Hamas 'planning large attack'

Hamas is seeking to launch a "large-scale" suicide attack inside Israel to torpedo chances of a peace deal with moderate Palestinians, a senior Israeli security official has warned.


The second in command of Israel's Shin Beth internal security services was quoted by a senior government official as telling ministers that the Islamist group's exiled leadership in Damascus is calling for such an attack.

"There is a clear directive from Hamas abroad to Hamas terrorists in the West Bank to carry out a deadly large-scale attack in Israel," a source quoted the security official as saying.

Hamas is seeking to torpedo any chance of a deal between Israel and the Palestinian Authority, led by president Mahmud Abbas, whose moderate Fatah movement was ousted from the Gaza Strip by Hamas in June, he said.

Hamas warnings

Hamas supremo Khaled Meshaal warned in an interview last week that despite renewed peace efforts between Israel and the Palestinians, resistance remained the only option for his movement.

"As long as Israel does not put an end to its occupation and its settlements and as long as it does not recognise Palestinian rights, our policy of resistance will be the only option," Mr Meshaal said.

The Shin Beth commander, whose identity remains secret, also expressed concern at the surge in arms trafficking on Gaza's border with Egypt since Hamas came to power.

Shin Beth has obtained information that 40 tonnes of weapons and explosives have been smuggled from Egypt into the Gaza Strip in the last two months, mainly through tunnels, the source added.

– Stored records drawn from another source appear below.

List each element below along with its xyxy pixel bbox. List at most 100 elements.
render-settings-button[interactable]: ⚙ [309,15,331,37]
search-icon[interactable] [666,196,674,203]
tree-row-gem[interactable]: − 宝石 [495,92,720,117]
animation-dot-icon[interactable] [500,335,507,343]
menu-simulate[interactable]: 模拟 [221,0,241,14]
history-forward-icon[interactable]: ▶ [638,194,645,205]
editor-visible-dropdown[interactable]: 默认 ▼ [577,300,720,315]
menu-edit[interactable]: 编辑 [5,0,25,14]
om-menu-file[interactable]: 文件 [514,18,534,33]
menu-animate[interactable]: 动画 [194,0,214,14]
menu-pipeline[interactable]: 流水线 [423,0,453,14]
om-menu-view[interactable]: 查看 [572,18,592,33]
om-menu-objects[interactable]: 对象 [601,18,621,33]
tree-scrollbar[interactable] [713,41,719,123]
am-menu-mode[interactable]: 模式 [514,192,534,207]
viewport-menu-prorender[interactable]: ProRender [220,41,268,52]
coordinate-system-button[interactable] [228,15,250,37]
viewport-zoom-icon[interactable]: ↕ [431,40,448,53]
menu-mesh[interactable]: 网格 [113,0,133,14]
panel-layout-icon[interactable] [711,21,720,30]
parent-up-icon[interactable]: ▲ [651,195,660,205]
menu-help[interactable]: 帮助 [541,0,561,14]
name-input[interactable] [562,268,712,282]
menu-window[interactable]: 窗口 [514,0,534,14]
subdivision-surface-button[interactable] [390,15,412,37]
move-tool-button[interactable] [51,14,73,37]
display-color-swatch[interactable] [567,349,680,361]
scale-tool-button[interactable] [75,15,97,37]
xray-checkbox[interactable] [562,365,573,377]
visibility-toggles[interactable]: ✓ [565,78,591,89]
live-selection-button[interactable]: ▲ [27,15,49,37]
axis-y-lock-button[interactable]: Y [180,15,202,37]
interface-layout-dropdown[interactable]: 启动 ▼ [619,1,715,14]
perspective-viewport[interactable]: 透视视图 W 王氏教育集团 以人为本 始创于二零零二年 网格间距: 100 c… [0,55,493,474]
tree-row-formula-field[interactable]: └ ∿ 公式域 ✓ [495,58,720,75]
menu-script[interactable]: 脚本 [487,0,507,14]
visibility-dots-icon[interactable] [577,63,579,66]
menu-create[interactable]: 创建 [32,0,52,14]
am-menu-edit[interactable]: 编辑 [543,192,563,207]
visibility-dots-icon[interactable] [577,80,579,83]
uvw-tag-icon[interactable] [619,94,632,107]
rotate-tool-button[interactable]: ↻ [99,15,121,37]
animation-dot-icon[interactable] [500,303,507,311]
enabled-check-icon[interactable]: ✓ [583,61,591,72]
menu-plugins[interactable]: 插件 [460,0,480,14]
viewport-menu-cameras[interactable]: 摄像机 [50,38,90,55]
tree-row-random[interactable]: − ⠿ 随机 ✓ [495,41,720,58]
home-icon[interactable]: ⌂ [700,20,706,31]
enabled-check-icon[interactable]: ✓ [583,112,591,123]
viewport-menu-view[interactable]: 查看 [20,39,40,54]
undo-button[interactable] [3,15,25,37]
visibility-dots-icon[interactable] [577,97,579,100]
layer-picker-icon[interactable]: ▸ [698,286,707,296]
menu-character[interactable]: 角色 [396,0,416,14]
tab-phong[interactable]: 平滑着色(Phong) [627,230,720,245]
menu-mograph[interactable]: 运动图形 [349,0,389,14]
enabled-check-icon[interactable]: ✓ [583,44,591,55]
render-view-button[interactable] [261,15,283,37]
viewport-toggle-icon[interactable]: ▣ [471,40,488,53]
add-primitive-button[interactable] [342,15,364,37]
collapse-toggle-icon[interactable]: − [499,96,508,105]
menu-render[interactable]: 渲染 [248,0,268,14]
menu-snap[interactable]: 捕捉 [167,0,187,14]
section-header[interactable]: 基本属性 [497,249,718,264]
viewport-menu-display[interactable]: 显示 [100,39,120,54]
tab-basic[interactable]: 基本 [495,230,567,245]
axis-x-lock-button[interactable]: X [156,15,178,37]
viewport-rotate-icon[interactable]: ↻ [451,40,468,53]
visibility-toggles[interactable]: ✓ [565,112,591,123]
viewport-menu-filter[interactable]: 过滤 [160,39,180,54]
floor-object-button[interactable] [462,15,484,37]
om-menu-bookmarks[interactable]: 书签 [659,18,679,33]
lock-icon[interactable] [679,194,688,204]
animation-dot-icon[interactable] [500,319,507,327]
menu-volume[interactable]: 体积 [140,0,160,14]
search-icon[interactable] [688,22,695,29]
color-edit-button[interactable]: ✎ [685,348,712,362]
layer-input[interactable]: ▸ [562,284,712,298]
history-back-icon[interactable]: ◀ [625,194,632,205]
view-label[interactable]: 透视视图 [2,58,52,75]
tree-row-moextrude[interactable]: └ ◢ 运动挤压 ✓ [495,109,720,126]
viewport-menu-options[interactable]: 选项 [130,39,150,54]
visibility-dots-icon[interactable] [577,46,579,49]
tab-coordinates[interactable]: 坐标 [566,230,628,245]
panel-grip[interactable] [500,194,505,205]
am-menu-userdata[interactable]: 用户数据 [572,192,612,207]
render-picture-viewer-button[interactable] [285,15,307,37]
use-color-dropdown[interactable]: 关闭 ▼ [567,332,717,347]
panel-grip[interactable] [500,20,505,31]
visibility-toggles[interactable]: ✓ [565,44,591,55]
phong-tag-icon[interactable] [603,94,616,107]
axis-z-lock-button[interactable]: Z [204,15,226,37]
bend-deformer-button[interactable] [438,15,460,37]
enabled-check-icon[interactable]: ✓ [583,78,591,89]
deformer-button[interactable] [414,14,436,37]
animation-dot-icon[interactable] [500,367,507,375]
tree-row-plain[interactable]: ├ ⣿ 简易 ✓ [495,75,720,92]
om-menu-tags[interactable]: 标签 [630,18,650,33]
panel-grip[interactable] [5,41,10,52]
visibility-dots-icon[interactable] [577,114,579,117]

In August alone, some 13 tonnes of explosives and 150 anti-tank rocket launchers were smuggled into the Gaza Strip, the source said.

Shin Beth estimated that 33 tonnes of explosives were brought in 2006, compared to six tonnes in 2005, in addition to 14,000 assault rifles, 150 rocket-propelled grenade launchers and 20 missiles, the source said.

The tunnels, believed to have been dug in the last six months on both sides of the border with Rafah and surrounding areas, are several hundred metres long and six to 15 metres wide, experts say.

The Israeli army had great trouble finding them when it occupied the border of the Gaza Strip with Egypt before its withdrawal from the territory in September 2005.